系統的レビュー(けいとうてきれびゅー)
最終更新:2026/4/25
系統的レビューは、特定の臨床疑問に対して、既存の研究を網羅的に収集・評価し、その結果を統合する研究手法である。
別名・同義語 システマティックレビュー体系的レビュー
ポイント
バイアスのリスクを最小限に抑えるために、事前に定めたプロトコルに従って実施される。エビデンスに基づいた意思決定を支援する。
概要
系統的レビューは、特定の介入、診断、予後予測など、臨床的な疑問に対する最良のエビデンスを特定し、統合することを目的とした研究手法です。従来の文献レビューとは異なり、系統的レビューは、バイアスのリスクを最小限に抑えるために、事前に定めた明確なプロトコルに従って実施されます。
実施手順
系統的レビューの一般的な手順は以下の通りです。
- 研究疑問の明確化: PICO (Patient, Intervention, Comparison, Outcome) フレームワークを用いて、研究疑問を明確に定義します。
- 文献検索: 複数のデータベース(PubMed, Cochrane Library, Embaseなど)を用いて、関連する研究を網羅的に検索します。

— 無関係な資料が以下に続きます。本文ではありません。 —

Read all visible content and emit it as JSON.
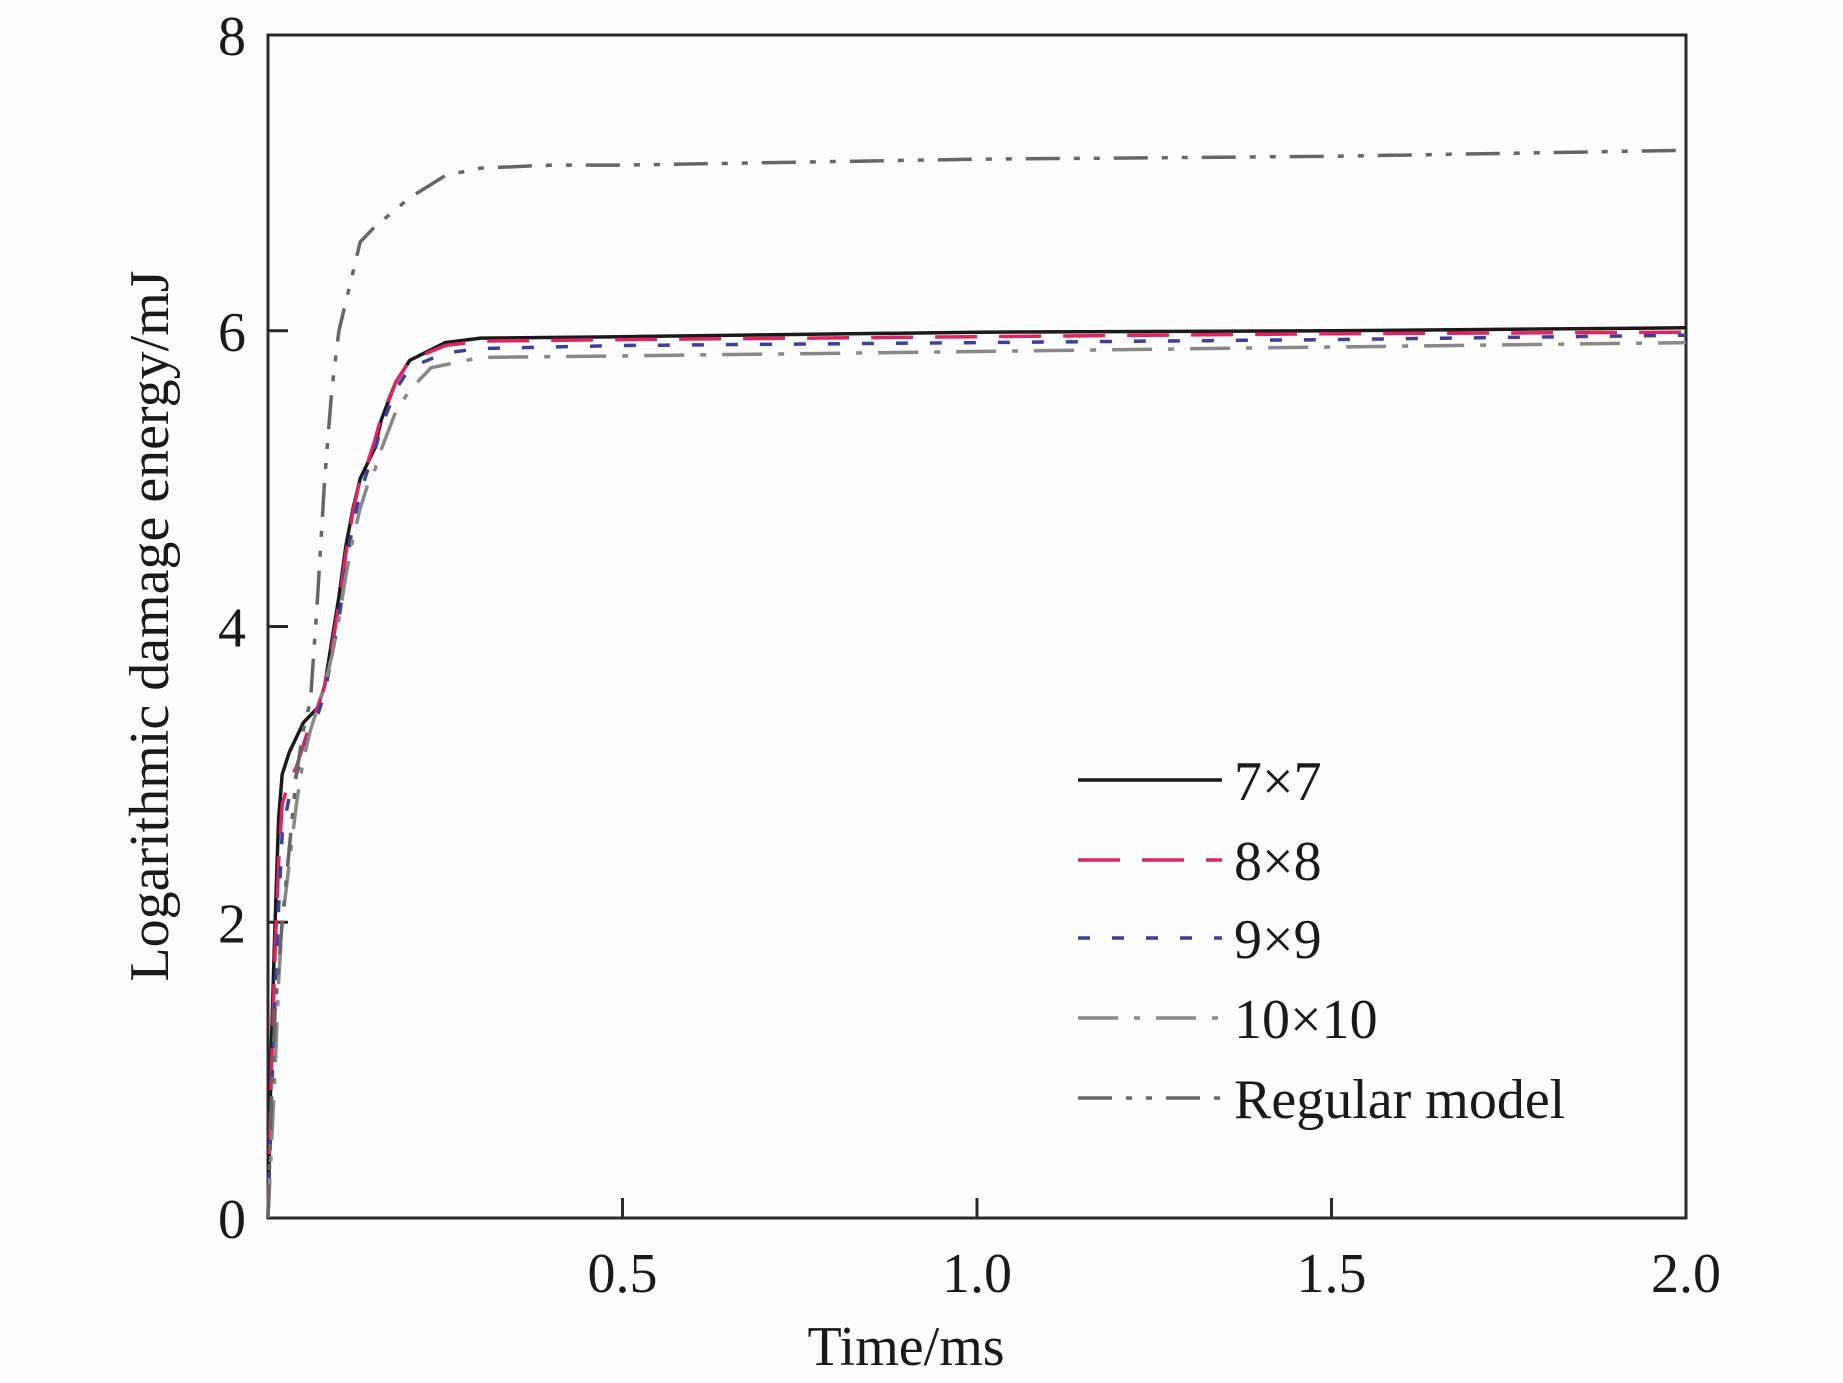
{
  "chart_data": {
    "type": "line",
    "title": "",
    "xlabel": "Time/ms",
    "ylabel": "Logarithmic damage energy/mJ",
    "xlim": [
      0,
      2.0
    ],
    "ylim": [
      0,
      8
    ],
    "x_ticks": [
      0.5,
      1.0,
      1.5,
      2.0
    ],
    "x_tick_labels": [
      "0.5",
      "1.0",
      "1.5",
      "2.0"
    ],
    "y_ticks": [
      0,
      2,
      4,
      6,
      8
    ],
    "y_tick_labels": [
      "0",
      "2",
      "4",
      "6",
      "8"
    ],
    "grid": false,
    "legend": "bottom-right",
    "series": [
      {
        "name": "7×7",
        "color": "#1a1a1a",
        "dash": "solid",
        "points": [
          [
            0,
            0
          ],
          [
            0.005,
            1.2
          ],
          [
            0.01,
            2.0
          ],
          [
            0.015,
            2.7
          ],
          [
            0.02,
            3.0
          ],
          [
            0.03,
            3.15
          ],
          [
            0.04,
            3.25
          ],
          [
            0.05,
            3.35
          ],
          [
            0.06,
            3.4
          ],
          [
            0.07,
            3.45
          ],
          [
            0.08,
            3.6
          ],
          [
            0.09,
            3.9
          ],
          [
            0.1,
            4.2
          ],
          [
            0.11,
            4.55
          ],
          [
            0.12,
            4.8
          ],
          [
            0.13,
            5.0
          ],
          [
            0.14,
            5.1
          ],
          [
            0.15,
            5.2
          ],
          [
            0.16,
            5.4
          ],
          [
            0.18,
            5.65
          ],
          [
            0.2,
            5.8
          ],
          [
            0.25,
            5.92
          ],
          [
            0.3,
            5.95
          ],
          [
            0.5,
            5.96
          ],
          [
            1.0,
            5.99
          ],
          [
            1.5,
            6.0
          ],
          [
            2.0,
            6.02
          ]
        ]
      },
      {
        "name": "8×8",
        "color": "#e0245e",
        "dash": "long-dash",
        "points": [
          [
            0,
            0
          ],
          [
            0.005,
            1.0
          ],
          [
            0.01,
            1.8
          ],
          [
            0.015,
            2.4
          ],
          [
            0.02,
            2.8
          ],
          [
            0.03,
            2.95
          ],
          [
            0.04,
            3.05
          ],
          [
            0.05,
            3.2
          ],
          [
            0.06,
            3.35
          ],
          [
            0.07,
            3.45
          ],
          [
            0.08,
            3.6
          ],
          [
            0.09,
            3.85
          ],
          [
            0.1,
            4.15
          ],
          [
            0.11,
            4.5
          ],
          [
            0.12,
            4.78
          ],
          [
            0.13,
            5.0
          ],
          [
            0.14,
            5.1
          ],
          [
            0.15,
            5.25
          ],
          [
            0.16,
            5.42
          ],
          [
            0.18,
            5.65
          ],
          [
            0.2,
            5.8
          ],
          [
            0.25,
            5.9
          ],
          [
            0.3,
            5.93
          ],
          [
            0.5,
            5.94
          ],
          [
            1.0,
            5.96
          ],
          [
            1.5,
            5.98
          ],
          [
            2.0,
            5.99
          ]
        ]
      },
      {
        "name": "9×9",
        "color": "#3a3fa0",
        "dash": "short-dash",
        "points": [
          [
            0,
            0
          ],
          [
            0.005,
            0.8
          ],
          [
            0.01,
            1.5
          ],
          [
            0.015,
            2.1
          ],
          [
            0.02,
            2.6
          ],
          [
            0.03,
            2.85
          ],
          [
            0.04,
            3.0
          ],
          [
            0.05,
            3.15
          ],
          [
            0.06,
            3.3
          ],
          [
            0.07,
            3.4
          ],
          [
            0.08,
            3.55
          ],
          [
            0.09,
            3.8
          ],
          [
            0.1,
            4.05
          ],
          [
            0.11,
            4.4
          ],
          [
            0.12,
            4.7
          ],
          [
            0.13,
            4.9
          ],
          [
            0.14,
            5.05
          ],
          [
            0.15,
            5.18
          ],
          [
            0.16,
            5.35
          ],
          [
            0.18,
            5.6
          ],
          [
            0.2,
            5.75
          ],
          [
            0.25,
            5.85
          ],
          [
            0.3,
            5.88
          ],
          [
            0.5,
            5.9
          ],
          [
            1.0,
            5.92
          ],
          [
            1.5,
            5.94
          ],
          [
            2.0,
            5.97
          ]
        ]
      },
      {
        "name": "10×10",
        "color": "#888888",
        "dash": "dash-dot",
        "points": [
          [
            0,
            0
          ],
          [
            0.005,
            0.5
          ],
          [
            0.01,
            1.0
          ],
          [
            0.015,
            1.6
          ],
          [
            0.02,
            2.0
          ],
          [
            0.03,
            2.4
          ],
          [
            0.04,
            2.8
          ],
          [
            0.05,
            3.1
          ],
          [
            0.06,
            3.3
          ],
          [
            0.07,
            3.45
          ],
          [
            0.08,
            3.6
          ],
          [
            0.09,
            3.8
          ],
          [
            0.1,
            4.05
          ],
          [
            0.11,
            4.35
          ],
          [
            0.12,
            4.6
          ],
          [
            0.13,
            4.8
          ],
          [
            0.14,
            4.95
          ],
          [
            0.15,
            5.05
          ],
          [
            0.16,
            5.2
          ],
          [
            0.18,
            5.45
          ],
          [
            0.2,
            5.6
          ],
          [
            0.23,
            5.75
          ],
          [
            0.3,
            5.82
          ],
          [
            0.5,
            5.83
          ],
          [
            1.0,
            5.86
          ],
          [
            1.5,
            5.89
          ],
          [
            2.0,
            5.92
          ]
        ]
      },
      {
        "name": "Regular model",
        "color": "#666666",
        "dash": "dash-dot-dot",
        "points": [
          [
            0,
            0
          ],
          [
            0.005,
            0.8
          ],
          [
            0.01,
            1.4
          ],
          [
            0.02,
            2.0
          ],
          [
            0.03,
            2.5
          ],
          [
            0.04,
            3.0
          ],
          [
            0.05,
            3.3
          ],
          [
            0.06,
            3.5
          ],
          [
            0.07,
            4.2
          ],
          [
            0.08,
            5.0
          ],
          [
            0.09,
            5.6
          ],
          [
            0.1,
            6.0
          ],
          [
            0.11,
            6.2
          ],
          [
            0.12,
            6.4
          ],
          [
            0.13,
            6.6
          ],
          [
            0.15,
            6.7
          ],
          [
            0.2,
            6.9
          ],
          [
            0.25,
            7.05
          ],
          [
            0.3,
            7.1
          ],
          [
            0.4,
            7.12
          ],
          [
            0.5,
            7.12
          ],
          [
            1.0,
            7.16
          ],
          [
            1.5,
            7.18
          ],
          [
            2.0,
            7.22
          ]
        ]
      }
    ]
  }
}
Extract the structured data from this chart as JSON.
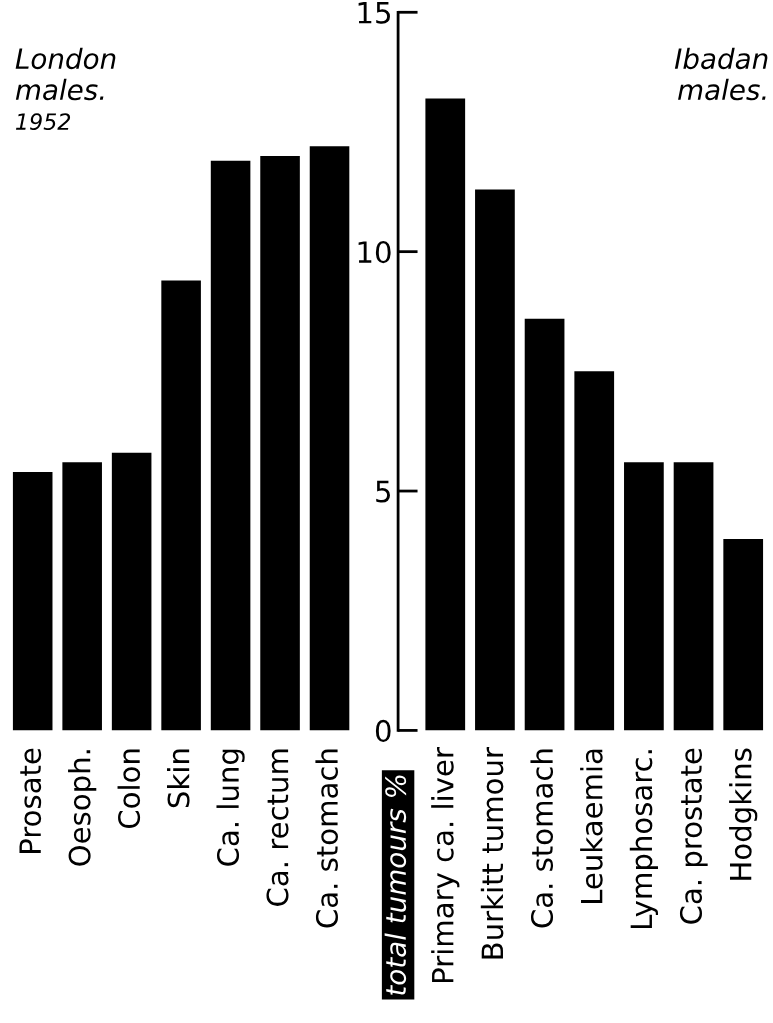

- 研究の選択: 事前に定めた包含基準と除外基準に基づいて、検索された研究を選択します。
- 質の評価: 選択された研究の質を、適切な評価ツール(Cochrane Risk of Bias toolなど)を用いて評価します。
- データ抽出: 選択された研究から、必要なデータを抽出します。
- データ統合: 抽出されたデータを統合し、メタアナリシスを行う場合があります。
- 結果の解釈と報告: 結果を解釈し、臨床的な意義を評価し、報告書を作成します。
メタアナリシス
メタアナリシスは、複数の研究の結果を統計的に統合する手法です。これにより、個々の研究では検出できなかった効果を検出できる場合があります。ただし、メタアナリシスを行うには、研究間の異質性が低いことが重要です。
限界
系統的レビューは、バイアスのリスクを最小限に抑えるように設計されていますが、完全にバイアスを排除することはできません。また、利用可能な研究の質が低い場合、系統的レビューの結果も信頼性が低下する可能性があります。